Но работа была неофициальной, чтобы не платить налоги. Это было одно общее между любавичскими евреями и чёрными иммигрантами: налогов они не платили. И ещё одно: для лечения и те и другие получали страховку для бедных, Медикейд, как многодетные родители.
Чрезвычайно, даже фанатично религиозные, любавичские всю жизнь подчиняли соблюдению традиций и молитвам и ели только кошерную пишу, благословлённую их раввинами. Одевались тоже традиционно — с детского возраста: мужчины в чёрных сюртуках и шляпах, женщины, даже очень молодые, с бритыми головами, прикрытыми париками, платками или шляпками. Вокруг них всегда вился рой аккуратно одетых детишек всех возрастов. И, конечно же, никаких наркотиков в том традиционном обществе не было и быть не могло. Там господствовали книга религиозных законов Тора и деньги.
Обходя этаж за этажом на дежурстве, я подготавливал больных, поступивших на завтра на операции. В палате на одного человека сидел на кровати и раскачивался в молитве молодой еврей-хасид, с пейсами, в ермолке и с молитвенником в руках. Когда я вошёл, он сделал мне знак рукой не перебивать его и продолжал качаться. Я встал спиной к двери и перебирал свои записи — что ещё нужно делать. Он всё молился, и я уже был готов повернуться и уйти, чтобы зайти позже. В тот момент он закончил молитву и в один прыжок оказался возле меня, поймав за полу куртки. Он уставился в висящее на лацкане моё удостоверение, прочитал и воскликнул по-русски:
— Ты — еврей из России?
— Да. — Я удивился, не ожидая услышать от него русскую речь.
— Ага! Я тоже! — радостно завопил он и стал буквально прыгать вокруг меня, как сумасшедший, быстро-быстро расспрашивая:
— Когда приехал?
— Четыре года назад.
— Где жил?
— В Москве.
— Ага! Я тоже! Я тебя сразу распознал.
— А вы когда приехали?
— Я давно, двадцать лет назад, ещё мальчишкой. Ага! — он не переставал двигаться и подпрыгивать, от его суетливости у меня зарябило в глазах, я подумал: чем он болен?
— Мне надо вас обследовать. Что с вами?
— Ерунда! У меня грыжа, но это не имеет никакого значения. Сначала мы должны вместе помолиться. Ага!

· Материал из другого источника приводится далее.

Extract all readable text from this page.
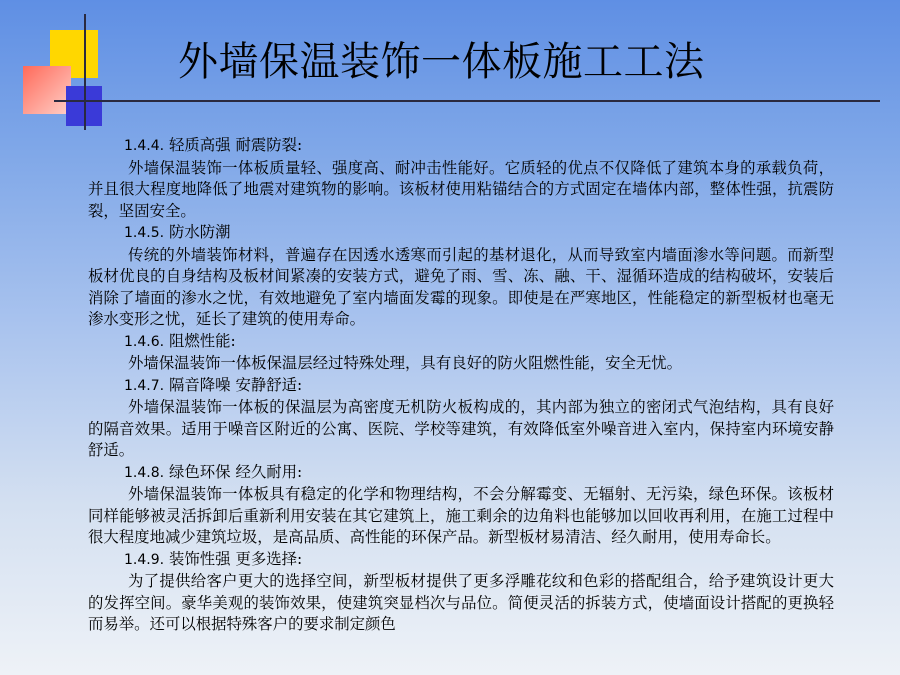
外墙保温装饰一体板施工工法
1.4.4. 轻质高强 耐震防裂:
外墙保温装饰一体板质量轻、强度高、耐冲击性能好。它质轻的优点不仅降低了建筑本身的承载负荷，并且很大程度地降低了地震对建筑物的影响。该板材使用粘锚结合的方式固定在墙体内部，整体性强，抗震防裂，坚固安全。
1.4.5. 防水防潮
传统的外墙装饰材料，普遍存在因透水透寒而引起的基材退化，从而导致室内墙面渗水等问题。而新型板材优良的自身结构及板材间紧凑的安装方式，避免了雨、雪、冻、融、干、湿循环造成的结构破坏，安装后消除了墙面的渗水之忧，有效地避免了室内墙面发霉的现象。即使是在严寒地区，性能稳定的新型板材也毫无渗水变形之忧，延长了建筑的使用寿命。
1.4.6. 阻燃性能:
外墙保温装饰一体板保温层经过特殊处理，具有良好的防火阻燃性能，安全无忧。
1.4.7. 隔音降噪 安静舒适:
外墙保温装饰一体板的保温层为高密度无机防火板构成的，其内部为独立的密闭式气泡结构，具有良好的隔音效果。适用于噪音区附近的公寓、医院、学校等建筑，有效降低室外噪音进入室内，保持室内环境安静舒适。
1.4.8. 绿色环保 经久耐用:
外墙保温装饰一体板具有稳定的化学和物理结构，不会分解霉变、无辐射、无污染，绿色环保。该板材同样能够被灵活拆卸后重新利用安装在其它建筑上，施工剩余的边角料也能够加以回收再利用，在施工过程中很大程度地减少建筑垃圾，是高品质、高性能的环保产品。新型板材易清洁、经久耐用，使用寿命长。
1.4.9. 装饰性强 更多选择:
为了提供给客户更大的选择空间，新型板材提供了更多浮雕花纹和色彩的搭配组合，给予建筑设计更大的发挥空间。豪华美观的装饰效果，使建筑突显档次与品位。简便灵活的拆装方式，使墙面设计搭配的更换轻而易举。还可以根据特殊客户的要求制定颜色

Поражённый таким оборотом дел, я стал отнекиваться:
— Мне, знаете, некогда, дел много… да я и не умею молиться…
— Ерунда! Это не имеет значения! — вопил он подпрыгивая. — У меня есть с собой всё для молитвы. Ага!
Притянув меня насильно, он стал повязывать мне на левую руку ритуальную кожаную коробочку с двойной длинной лентой Тефеллин, приговаривая:
— Ага! Эта называется Шел Яад, с молитвами из Торы. Она напротив сердца, ага! А вторая называется Шел Рош, тоже с молитвами. Эту повяжем тебе на лоб. Ага!